We spent two days in Grand Forks with friends – laughing, catching up, eating, and watching the Kettle River rise. The mountain-pass-of-many-names was our next challenge: Paulson, Blueberry, Bonanza, Blueberry-Paulson. Whatever it’s called, it isn’t too hard and Tim and I had both climbed this pass previously on our cross-Canada trips. All the passes we climbed still had snow at the summits – in the bush and ditches – which was hard to believe considering the high temperatures we were riding in. It was nice to feel the cooler air at the summits, and the evenings were delightfully cool as well.

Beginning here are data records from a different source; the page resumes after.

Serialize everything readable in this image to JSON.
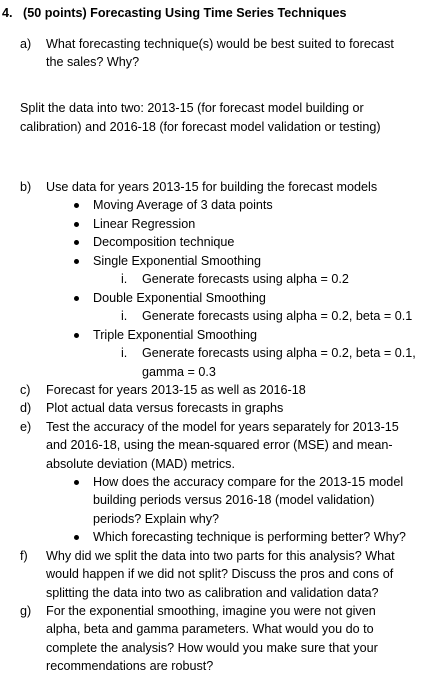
{
  "question": {
    "number": "4.",
    "title": "(50 points) Forecasting Using Time Series Techniques"
  },
  "part_a": {
    "marker": "a)",
    "lines": [
      "What forecasting technique(s) would be best suited to forecast",
      "the sales? Why?"
    ]
  },
  "split_paragraph": {
    "lines": [
      "Split the data into two: 2013-15 (for forecast model building or",
      "calibration) and 2016-18 (for forecast model validation or testing)"
    ]
  },
  "part_b": {
    "marker": "b)",
    "intro": "Use data for years 2013-15 for building the forecast models",
    "techniques": [
      {
        "label": "Moving Average of 3 data points"
      },
      {
        "label": "Linear Regression"
      },
      {
        "label": "Decomposition technique"
      },
      {
        "label": "Single Exponential Smoothing",
        "sub_marker": "i.",
        "sub_lines": [
          "Generate forecasts using alpha = 0.2"
        ]
      },
      {
        "label": "Double Exponential Smoothing",
        "sub_marker": "i.",
        "sub_lines": [
          "Generate forecasts using alpha = 0.2, beta = 0.1"
        ]
      },
      {
        "label": "Triple Exponential Smoothing",
        "sub_marker": "i.",
        "sub_lines": [
          "Generate forecasts using alpha = 0.2, beta = 0.1,",
          "gamma = 0.3"
        ]
      }
    ]
  },
  "part_c": {
    "marker": "c)",
    "lines": [
      "Forecast for years 2013-15 as well as 2016-18"
    ]
  },
  "part_d": {
    "marker": "d)",
    "lines": [
      "Plot actual data versus forecasts in graphs"
    ]
  },
  "part_e": {
    "marker": "e)",
    "lines": [
      "Test the accuracy of the model for years separately for 2013-15",
      "and 2016-18, using the mean-squared error (MSE) and mean-",
      "absolute deviation (MAD) metrics."
    ],
    "bullets": [
      {
        "lines": [
          "How does the accuracy compare for the 2013-15 model",
          "building periods versus 2016-18 (model validation)",
          "periods? Explain why?"
        ]
      },
      {
        "lines": [
          "Which forecasting technique is performing better? Why?"
        ]
      }
    ]
  },
  "part_f": {
    "marker": "f)",
    "lines": [
      "Why did we split the data into two parts for this analysis? What",
      "would happen if we did not split? Discuss the pros and cons of",
      "splitting the data into two as calibration and validation data?"
    ]
  },
  "part_g": {
    "marker": "g)",
    "lines": [
      "For the exponential smoothing, imagine you were not given",
      "alpha, beta and gamma parameters. What would you do to",
      "complete the analysis? How would you make sure that your",
      "recommendations are robust?"
    ]
  }
}
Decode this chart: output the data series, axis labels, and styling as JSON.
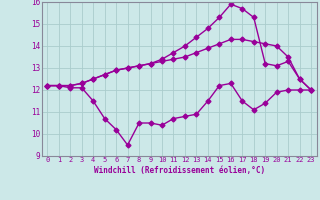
{
  "xlabel": "Windchill (Refroidissement éolien,°C)",
  "background_color": "#cce8e8",
  "grid_color": "#aacccc",
  "line_color": "#990099",
  "spine_color": "#888899",
  "x_values": [
    0,
    1,
    2,
    3,
    4,
    5,
    6,
    7,
    8,
    9,
    10,
    11,
    12,
    13,
    14,
    15,
    16,
    17,
    18,
    19,
    20,
    21,
    22,
    23
  ],
  "line1": [
    12.2,
    12.2,
    12.1,
    12.1,
    11.5,
    10.7,
    10.2,
    9.5,
    10.5,
    10.5,
    10.4,
    10.7,
    10.8,
    10.9,
    11.5,
    12.2,
    12.3,
    11.5,
    11.1,
    11.4,
    11.9,
    12.0,
    12.0,
    12.0
  ],
  "line2": [
    12.2,
    12.2,
    12.2,
    12.3,
    12.5,
    12.7,
    12.9,
    13.0,
    13.1,
    13.2,
    13.3,
    13.4,
    13.5,
    13.7,
    13.9,
    14.1,
    14.3,
    14.3,
    14.2,
    14.1,
    14.0,
    13.5,
    12.5,
    12.0
  ],
  "line3": [
    12.2,
    12.2,
    12.2,
    12.3,
    12.5,
    12.7,
    12.9,
    13.0,
    13.1,
    13.2,
    13.4,
    13.7,
    14.0,
    14.4,
    14.8,
    15.3,
    15.9,
    15.7,
    15.3,
    13.2,
    13.1,
    13.3,
    12.5,
    12.0
  ],
  "ylim": [
    9,
    16
  ],
  "xlim": [
    -0.5,
    23.5
  ],
  "yticks": [
    9,
    10,
    11,
    12,
    13,
    14,
    15,
    16
  ],
  "xticks": [
    0,
    1,
    2,
    3,
    4,
    5,
    6,
    7,
    8,
    9,
    10,
    11,
    12,
    13,
    14,
    15,
    16,
    17,
    18,
    19,
    20,
    21,
    22,
    23
  ]
}
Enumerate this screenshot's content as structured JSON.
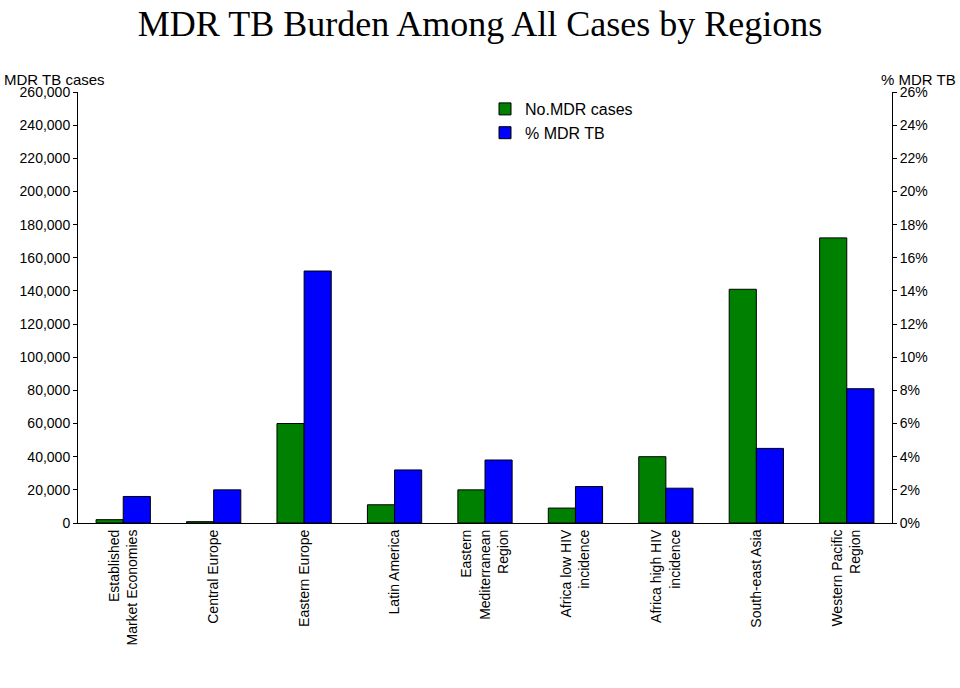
{
  "chart_data": {
    "type": "bar",
    "title": "MDR TB Burden Among All Cases by Regions",
    "ylabel": "MDR TB cases",
    "y2label": "% MDR TB",
    "categories": [
      "Established\nMarket Economies",
      "Central Europe",
      "Eastern Europe",
      "Latin America",
      "Eastern\nMediterranean\nRegion",
      "Africa low HIV\nincidence",
      "Africa high HIV\nincidence",
      "South-east Asia",
      "Western Pacific\nRegion"
    ],
    "series": [
      {
        "name": "No.MDR cases",
        "color": "#008000",
        "values": [
          2000,
          800,
          60000,
          11000,
          20000,
          9000,
          40000,
          141000,
          172000
        ]
      },
      {
        "name": "% MDR TB",
        "color": "#0000ff",
        "axis": "y2",
        "values": [
          1.6,
          2.0,
          15.2,
          3.2,
          3.8,
          2.2,
          2.1,
          4.5,
          8.1
        ]
      }
    ],
    "ylim": [
      0,
      260000
    ],
    "yticks": [
      0,
      {
        "value": 20000,
        "label": "20,000"
      },
      {
        "value": 40000,
        "label": "40,000"
      },
      {
        "value": 60000,
        "label": "60,000"
      },
      {
        "value": 80000,
        "label": "80,000"
      },
      {
        "value": 100000,
        "label": "100,000"
      },
      {
        "value": 120000,
        "label": "120,000"
      },
      {
        "value": 140000,
        "label": "140,000"
      },
      {
        "value": 160000,
        "label": "160,000"
      },
      {
        "value": 180000,
        "label": "180,000"
      },
      {
        "value": 200000,
        "label": "200,000"
      },
      {
        "value": 220000,
        "label": "220,000"
      },
      {
        "value": 240000,
        "label": "240,000"
      },
      {
        "value": 260000,
        "label": "260,000"
      }
    ],
    "y2lim": [
      0,
      26
    ],
    "y2ticks": [
      {
        "value": 0,
        "label": "0%"
      },
      {
        "value": 2,
        "label": "2%"
      },
      {
        "value": 4,
        "label": "4%"
      },
      {
        "value": 6,
        "label": "6%"
      },
      {
        "value": 8,
        "label": "8%"
      },
      {
        "value": 10,
        "label": "10%"
      },
      {
        "value": 12,
        "label": "12%"
      },
      {
        "value": 14,
        "label": "14%"
      },
      {
        "value": 16,
        "label": "16%"
      },
      {
        "value": 18,
        "label": "18%"
      },
      {
        "value": 20,
        "label": "20%"
      },
      {
        "value": 22,
        "label": "22%"
      },
      {
        "value": 24,
        "label": "24%"
      },
      {
        "value": 26,
        "label": "26%"
      }
    ],
    "legend": "top",
    "grid": false
  }
}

We camped that night at Nancy Greene Provincial Park, also closed, and had to find a place in between snow patches and dog shit to pitch our tent. We made use of the shelter in the morning to drink our tea and eat breakfast – it was a tad damp. Another little pass to get over in the morning (we had most of the elevation in the bank on this one), and then down into Rossland. Now Tim and I were both in parts of the province we had never seen before and we were excited to check it out!
We were officially in the Kootenays now, and loving it. Lots of rivers, mountains, cool little towns, and people who stare at cycle tourists. When you’re touring if someone stares at you, they are interested in what you are doing, are jealous that you are on holidays and they are not, and probably cycle tour themselves. Or at least dream of it. If they pretend you are not there and brush by you at 100km/hour in their over-sized pick-up truck, they are not interested, and they don’t bother with a second thought beyond, “What’s that brightly-coloured bit of vermin doing on MY road?” That happens a lot near Kelowna.
In Nelson we talked to several people who gave us tips for the next few days – good places to camp, and things to see. After turning north at the Balfour ferry, direction Kaslo, Tim and I were again in new territory. We had a pretty spectacular time for the next few days:
As we neared Vernon the traffic got heavier and more obnoxious. We spoke to some cyclists and got news of a side-route to a provincial park on the shores of Kalamalka Lake. Interesting place – a load of docks and parking and jetties and ramps for launching motorized water-craft into the clean and clear water, and a meagre 5m stretch of rocky “beach” barely cut out of the brush for PEOPLE to access the murky water of a small bay. I did manage a small dip in the water, however difficult they made it. May 1, first “swim” of the season!
We had a disappointing visit to the new MEC in Kelowna. That store is just not what it used to be! We did talk to a cycle tourist who gave us some good info for the next day’s adventure: in order to avoid busy highways we opted to cycle from Kelowna to Pentiction on the Kettle Valley Rail Trail. This first required us to climb some 900m up a steep gravel road to get to the trail – we left Kelowna quite early in the morning to beat the heat, and were at the trail by 10:30.
Our trip ended with visits with friends in Penticton and Oliver and a road-trip home with all our gear and bikes in Helene’s roomy car. All in all, giardia notwithstanding, we had a fantastic trip. We are, erm, glad to be home and to be busying for the work season ahead. One thing we are truly excited about is to be at the Quesnel Farmer’s Market this coming Saturday. Can’t wait to see all our market buddies and to buy some good fresh tasty food!